Ortigia also has a daily market. One thing I love about the lifestyle in small towns in Italy is daily shopping for food. Imagine walking to the market every day to buy what ingredients you need for your meals on that day only, sourcing only what is fresh and in season. This assumes you have plenty of time available each day – but wouldn’t it be perfect?
We have been staying in an apartment here so I have a kitchen to prepare whatever takes my fancy at the market. Apart from fruit and vegetables, there are fantastic delicatessens at the market and being surrounded by sea, plenty of fish. It is so difficult to choose what to buy but when you realise you will be back again tomorrow, it suddenly becomes easier. What you don’t buy today, you can buy tomorrow.

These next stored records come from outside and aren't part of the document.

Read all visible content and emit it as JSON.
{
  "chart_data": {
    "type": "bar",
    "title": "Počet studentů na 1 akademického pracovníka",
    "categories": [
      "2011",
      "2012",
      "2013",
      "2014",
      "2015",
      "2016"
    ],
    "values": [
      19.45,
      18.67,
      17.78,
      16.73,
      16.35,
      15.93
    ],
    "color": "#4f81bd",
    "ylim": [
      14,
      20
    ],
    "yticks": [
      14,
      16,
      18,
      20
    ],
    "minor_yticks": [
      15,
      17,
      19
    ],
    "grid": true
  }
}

There is so much lovely summer fruit here – the figs looked especially luscious. The prickly pears (fichi d’india) were called “bastardi” – I imagine they are cross bred? They grow wild everywhere here and look beautiful on the roadside as they grow, though I am yet to try them.
Having the Mediterranean at your doorstep means that there is plenty of seafood, with swordfish being a speciality. I don’t generally eat swordfish in Australia, as it is overfished however I would be happy to buy a steak which the pescivendolo would slice off the slab of whole fish. Sardines are also plentiful and there were trays of filleted ones for only 5 Euros a kilo. How perfect they would be with fennel, pinenuts and lemon zest on some spaghetti.

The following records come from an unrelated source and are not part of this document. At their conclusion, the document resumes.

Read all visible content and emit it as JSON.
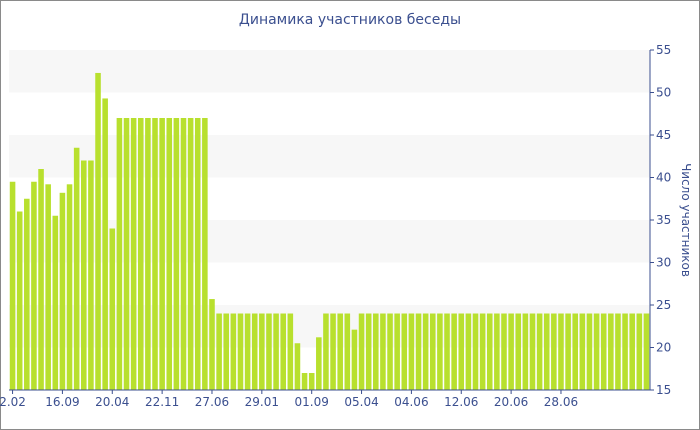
{
  "chart_data": {
    "type": "bar",
    "title": "Динамика участников беседы",
    "xlabel": "",
    "ylabel": "Число участников",
    "ylim": [
      15,
      55
    ],
    "yticks": [
      15,
      20,
      25,
      30,
      35,
      40,
      45,
      50,
      55
    ],
    "y_axis_position": "right",
    "grid": "horizontal bands",
    "bar_color": "#b8e02e",
    "band_color": "#f7f7f7",
    "axis_color": "#3b4f8f",
    "xtick_labels": [
      {
        "label": "2.02",
        "index": 0
      },
      {
        "label": "16.09",
        "index": 7
      },
      {
        "label": "20.04",
        "index": 14
      },
      {
        "label": "22.11",
        "index": 21
      },
      {
        "label": "27.06",
        "index": 28
      },
      {
        "label": "29.01",
        "index": 35
      },
      {
        "label": "01.09",
        "index": 42
      },
      {
        "label": "05.04",
        "index": 49
      },
      {
        "label": "04.06",
        "index": 56
      },
      {
        "label": "12.06",
        "index": 63
      },
      {
        "label": "20.06",
        "index": 70
      },
      {
        "label": "28.06",
        "index": 77
      }
    ],
    "values": [
      39.5,
      36,
      37.5,
      39.5,
      41,
      39.2,
      35.5,
      38.2,
      39.2,
      43.5,
      42,
      42,
      52.3,
      49.3,
      34,
      47,
      47,
      47,
      47,
      47,
      47,
      47,
      47,
      47,
      47,
      47,
      47,
      47,
      25.7,
      24,
      24,
      24,
      24,
      24,
      24,
      24,
      24,
      24,
      24,
      24,
      20.5,
      17,
      17,
      21.2,
      24,
      24,
      24,
      24,
      22.1,
      24,
      24,
      24,
      24,
      24,
      24,
      24,
      24,
      24,
      24,
      24,
      24,
      24,
      24,
      24,
      24,
      24,
      24,
      24,
      24,
      24,
      24,
      24,
      24,
      24,
      24,
      24,
      24,
      24,
      24,
      24,
      24,
      24,
      24,
      24,
      24,
      24,
      24,
      24,
      24,
      24
    ]
  }
}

Ricotta is another local speciality – fresh, baked or salted. It is made with sheep’s milk and the fresh type is soft and creamy and the freshest I have ever found (apart from making it myself). The mounds of baked ricotta looked so colourful.
The tomatoes were, as expected, plentiful, inexpensive (50 cents per kilo) and super ripe. You know they had been picked when ripe so they taste rich, sweet and slightly acidic just as they should. Bunches of wild asparagus were tied up with coloured string and I imagined how wonderful they would taste in an omelette. Fresh herbs were scattered on a bench – they were so fragrant and the basil looked tempting. There was so much to choose from!
You know what they say, the simple things are often the best. I went back to the apartment armed with tomatoes, a bunch of basil, a tub of fresh ricotta and a ciabatta loaf. All I needed was some extra virgin olive oil, balsamic vinegar and Sicilian sea salt, and it was a perfect lunch at home – ricotta on bread and a tomato and basil salad. And that glass of 2012 Tenuta delle Terre Nere Etna Bianco of course!